Мальчик — не совсем подходящее слово, он всего на несколько лет младше тебя. Для меня вы оба мальчишки. Чаще всего ты по нему и не заметишь, что с ним что-то не так. Нормальный парень, и даже поумнее многих. Иногда, правда, приходится указывать, что и как ему делать, но он услужливый, покладистый и добрый, добрее всех людей на свете, храни нас святые угодники. Я это знаю, потому что только что у него побывал.
В таком случае, бычара, почему бы тебе не взять его с собой в Японию?
Да потому, что если я и поеду туда, то не для того, чтобы встретиться с Ламеро. С тех пор как я уехал с Востока, у меня ни разу не было нормального стула. Не было и не будет, пока я не вернусь туда, где мое место, и не останусь там. В эту страну я приехал для того, чтобы продать великолепную коллекцию документов о происхождении японской культуры — труд всей моей жизни, — намереваясь затем отойти от дел и жить на вырученные деньги где-нибудь в славном сосновом лесу. И что из этого вышло?
Что?
Все в руце Его, а чья рука пуста, тот и уйдет ни с чем.
Что случилось с этой коллекцией?
А как ты думаешь, что с ней могло случиться в этой геенне насилия и тупости людской? Ее конфисковали.
Почему?
Порнография, махровая порнография, не имеющая ценности для общества. Они говорят так, будто имеют представление о ценностях! Рукописи, составленные монахами, которые изобрели сады камней и чайную церемонию, прославили дзэн, театр Но, игру в го и все на свете, о чем только полнится слухом земля! Не имеют ценности? Разве такое вытерпишь? Вытерпишь? Ну, говори, может человек такое вытерпеть?
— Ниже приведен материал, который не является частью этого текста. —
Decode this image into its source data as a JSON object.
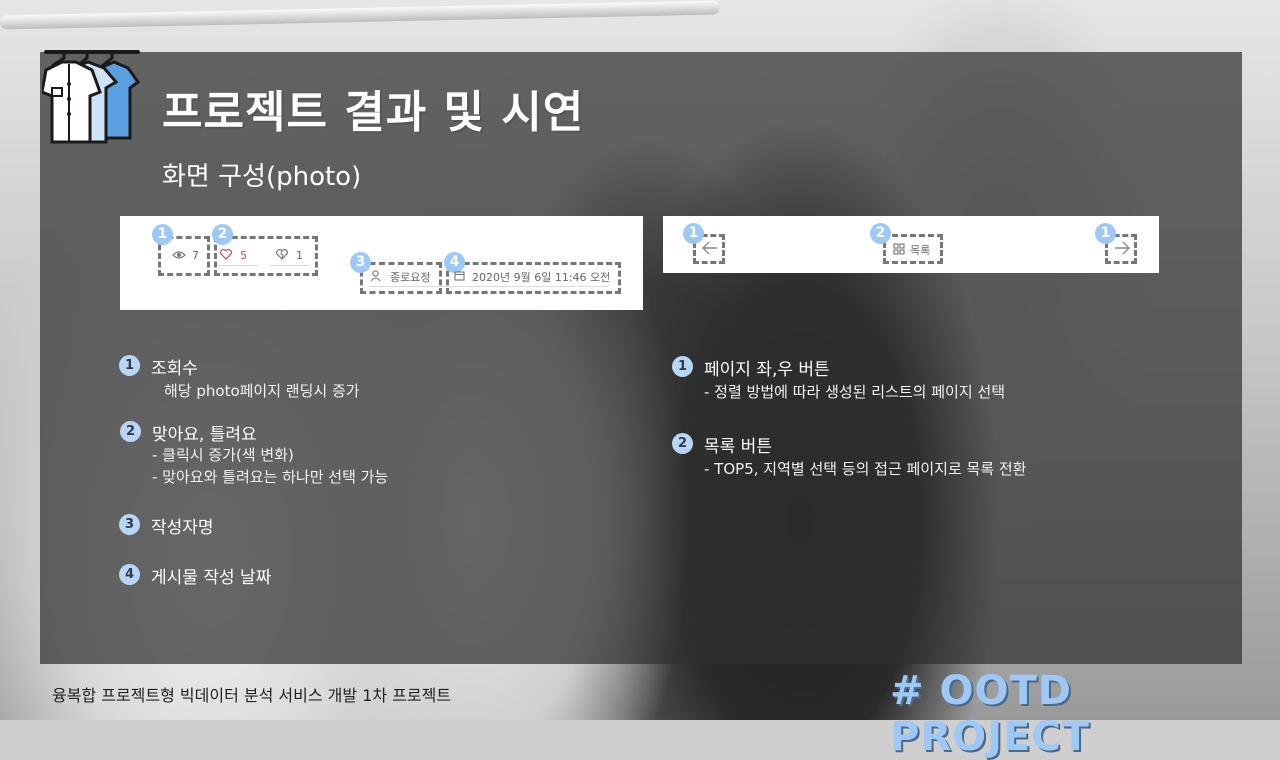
{
  "title": "프로젝트 결과 및 시연",
  "subtitle": "화면 구성(photo)",
  "panel_left": {
    "markers": [
      "1",
      "2",
      "3",
      "4"
    ],
    "views": "7",
    "likes": "5",
    "dislikes": "1",
    "author": "종로요정",
    "date": "2020년 9월 6일 11:46 오전",
    "icons": [
      "eye-icon",
      "heart-icon",
      "broken-heart-icon",
      "user-icon",
      "calendar-icon"
    ]
  },
  "panel_right": {
    "markers": [
      "1",
      "2",
      "1"
    ],
    "list_label": "목록",
    "icons": [
      "arrow-left-icon",
      "grid-icon",
      "arrow-right-icon"
    ]
  },
  "left_items": [
    {
      "num": "1",
      "heading": "조회수",
      "details": [
        "해당 photo페이지 랜딩시 증가"
      ]
    },
    {
      "num": "2",
      "heading": "맞아요, 틀려요",
      "details": [
        "- 클릭시 증가(색 변화)",
        "- 맞아요와 틀려요는 하나만 선택 가능"
      ]
    },
    {
      "num": "3",
      "heading": "작성자명",
      "details": []
    },
    {
      "num": "4",
      "heading": "게시물 작성 날짜",
      "details": []
    }
  ],
  "right_items": [
    {
      "num": "1",
      "heading": "페이지 좌,우 버튼",
      "details": [
        "- 정렬 방법에 따라 생성된 리스트의 페이지 선택"
      ]
    },
    {
      "num": "2",
      "heading": "목록 버튼",
      "details": [
        "- TOP5, 지역별 선택 등의 접근 페이지로 목록 전환"
      ]
    }
  ],
  "footer": "융복합 프로젝트형 빅데이터 분석 서비스 개발 1차 프로젝트",
  "brand": "# OOTD PROJECT",
  "colors": {
    "accent": "#9ec8f5",
    "overlay": "#303030",
    "heart": "#c9486b",
    "dash": "#777777"
  }
}
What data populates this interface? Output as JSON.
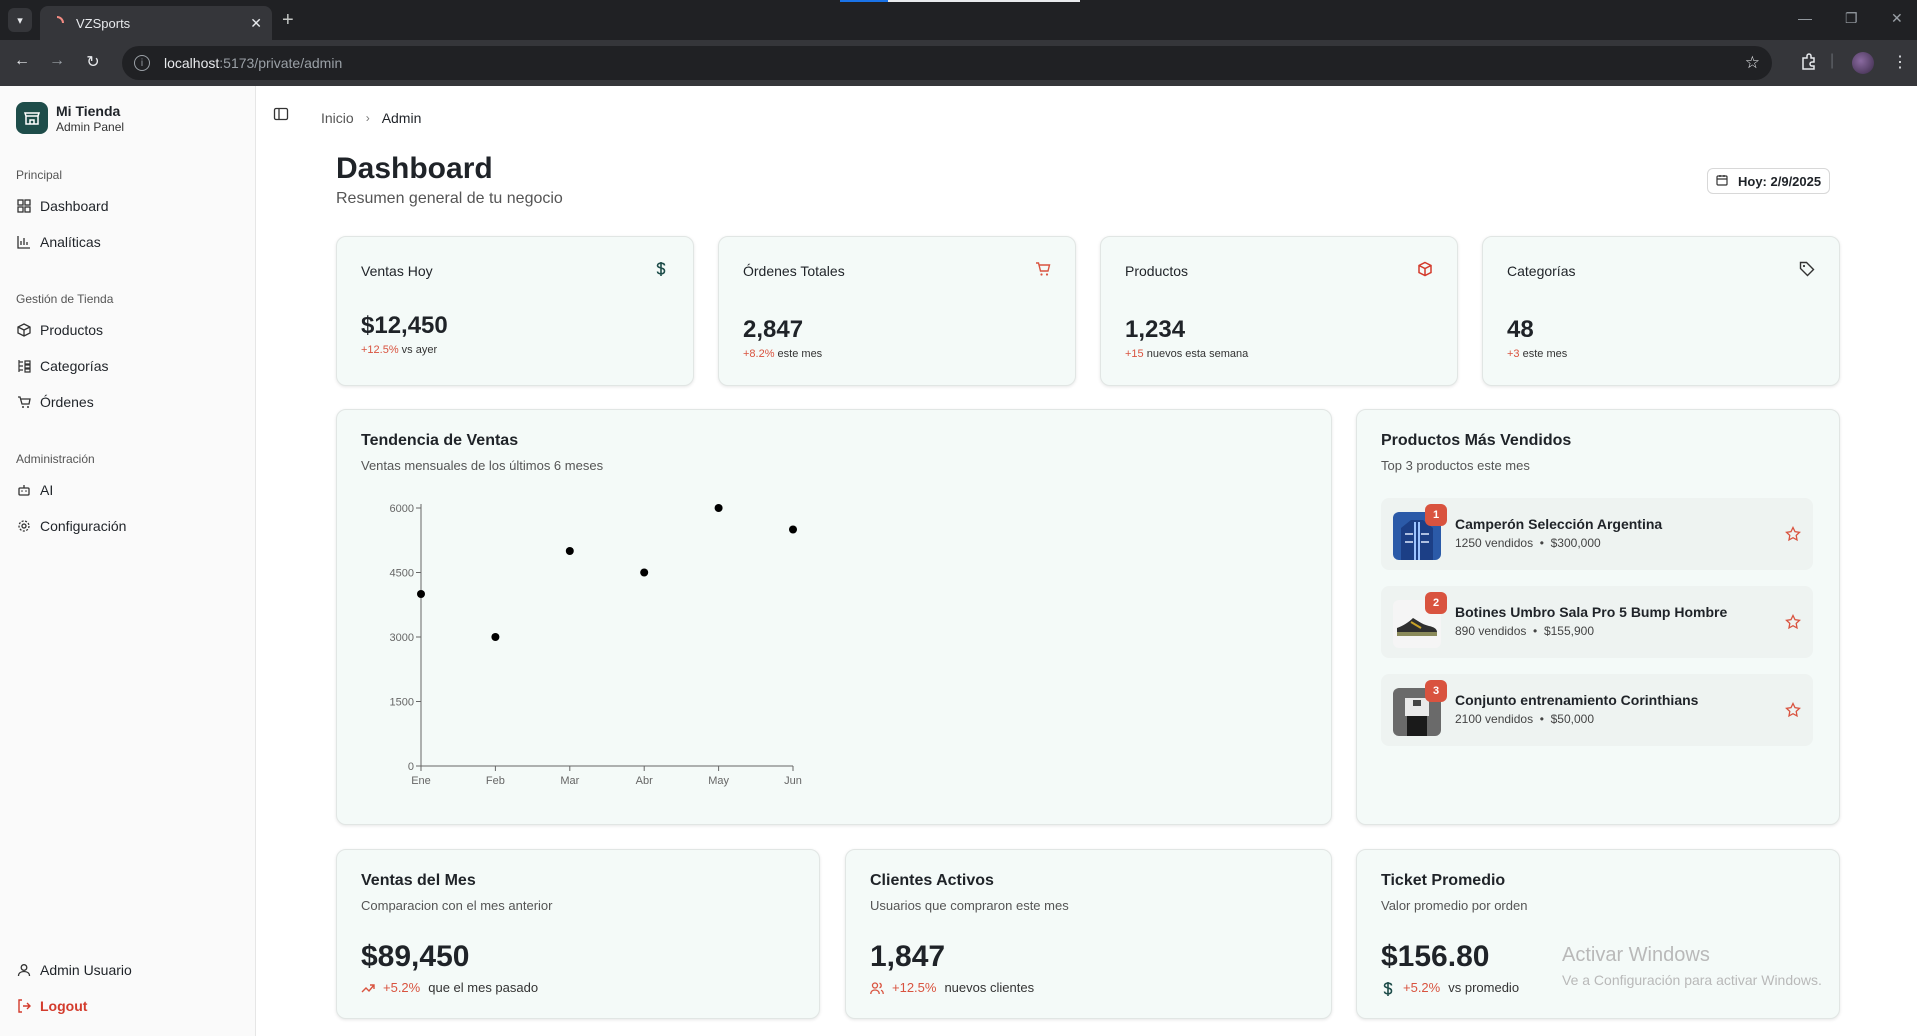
{
  "browser": {
    "tab_title": "VZSports",
    "url_host": "localhost",
    "url_path": ":5173/private/admin"
  },
  "sidebar": {
    "brand_name": "Mi Tienda",
    "brand_sub": "Admin Panel",
    "groups": [
      {
        "label": "Principal",
        "items": [
          {
            "label": "Dashboard",
            "icon": "grid-icon"
          },
          {
            "label": "Analíticas",
            "icon": "bar-chart-icon"
          }
        ]
      },
      {
        "label": "Gestión de Tienda",
        "items": [
          {
            "label": "Productos",
            "icon": "box-icon"
          },
          {
            "label": "Categorías",
            "icon": "list-icon"
          },
          {
            "label": "Órdenes",
            "icon": "cart-icon"
          }
        ]
      },
      {
        "label": "Administración",
        "items": [
          {
            "label": "AI",
            "icon": "bot-icon"
          },
          {
            "label": "Configuración",
            "icon": "gear-icon"
          }
        ]
      }
    ],
    "user_label": "Admin Usuario",
    "logout_label": "Logout"
  },
  "breadcrumb": {
    "home": "Inicio",
    "current": "Admin"
  },
  "header": {
    "title": "Dashboard",
    "subtitle": "Resumen general de tu negocio",
    "date_label": "Hoy: 2/9/2025"
  },
  "stats": [
    {
      "title": "Ventas Hoy",
      "value": "$12,450",
      "change": "+12.5%",
      "change_text": " vs ayer",
      "icon": "dollar-icon",
      "icon_color": "#1e4d4a"
    },
    {
      "title": "Órdenes Totales",
      "value": "2,847",
      "change": "+8.2%",
      "change_text": " este mes",
      "icon": "cart-icon",
      "icon_color": "#d9533f"
    },
    {
      "title": "Productos",
      "value": "1,234",
      "change": "+15",
      "change_text": " nuevos esta semana",
      "icon": "box-icon",
      "icon_color": "#d33b2c"
    },
    {
      "title": "Categorías",
      "value": "48",
      "change": "+3",
      "change_text": " este mes",
      "icon": "tag-icon",
      "icon_color": "#333333"
    }
  ],
  "sales_chart": {
    "title": "Tendencia de Ventas",
    "subtitle": "Ventas mensuales de los últimos 6 meses"
  },
  "chart_data": {
    "type": "scatter",
    "categories": [
      "Ene",
      "Feb",
      "Mar",
      "Abr",
      "May",
      "Jun"
    ],
    "values": [
      4000,
      3000,
      5000,
      4500,
      6000,
      5500
    ],
    "ylim": [
      0,
      6000
    ],
    "yticks": [
      0,
      1500,
      3000,
      4500,
      6000
    ],
    "title": "",
    "xlabel": "",
    "ylabel": "",
    "grid": false
  },
  "top_products": {
    "title": "Productos Más Vendidos",
    "subtitle": "Top 3 productos este mes",
    "items": [
      {
        "rank": "1",
        "name": "Camperón Selección Argentina",
        "sold": "1250 vendidos",
        "revenue": "$300,000"
      },
      {
        "rank": "2",
        "name": "Botines Umbro Sala Pro 5 Bump Hombre",
        "sold": "890 vendidos",
        "revenue": "$155,900"
      },
      {
        "rank": "3",
        "name": "Conjunto entrenamiento Corinthians",
        "sold": "2100 vendidos",
        "revenue": "$50,000"
      }
    ]
  },
  "bottom_cards": [
    {
      "title": "Ventas del Mes",
      "subtitle": "Comparacion con el mes anterior",
      "value": "$89,450",
      "change": "+5.2%",
      "change_text": "que el mes pasado",
      "icon": "trending-up-icon"
    },
    {
      "title": "Clientes Activos",
      "subtitle": "Usuarios que compraron este mes",
      "value": "1,847",
      "change": "+12.5%",
      "change_text": "nuevos clientes",
      "icon": "users-icon"
    },
    {
      "title": "Ticket Promedio",
      "subtitle": "Valor promedio por orden",
      "value": "$156.80",
      "change": "+5.2%",
      "change_text": "vs promedio",
      "icon": "dollar-icon"
    }
  ],
  "watermark": {
    "title": "Activar Windows",
    "subtitle": "Ve a Configuración para activar Windows."
  },
  "colors": {
    "accent": "#d9533f",
    "brand": "#1e4d4a",
    "card_bg": "#f4faf8"
  }
}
Герати бушевал, вопил, размахивал руками. Он потерял равновесие и упал на стойку лицом в лужицу разлитого джина.
Он бормотал себе под нос, он припоминал номера телефонов в Маньчжурии, адреса в Китае, название какого-то бара в Мукдене, куда ходил еще до войны, чтобы напиться после закупки очередной партии фильмов, он рассказывал, какой была Дорога Кипящего Колодца[4] однажды ранним зимним утром, когда он направлялся к какому-то складу на окраине Шанхая. Он вернулся в Токио (на дворе опять были тридцатые), чтобы добраться до какого-то пляжа к югу от города. Он три или четыре раза пересаживался с автобуса на автобус в заселенном иностранцами квартале Шанхая, прежде чем добраться до запертой комнаты со ставнями на окнах, куда он приходил по ночам, чтобы зарядить кинопроектор, снять с себя одежду и тихо прошептать себе под нос те самые слова, которыми приветствовал богатых дегенератов и наркоманов, которых ему приходилось развлекать. Magnificat anima mea Dominum, да восславит душа моя Господа. Он пробирался по черному рынку в Мукдене в самом конце 1934 года, а потом еще раз, уже в 1935-м, на ходу подмечая происшедшие в городе перемены.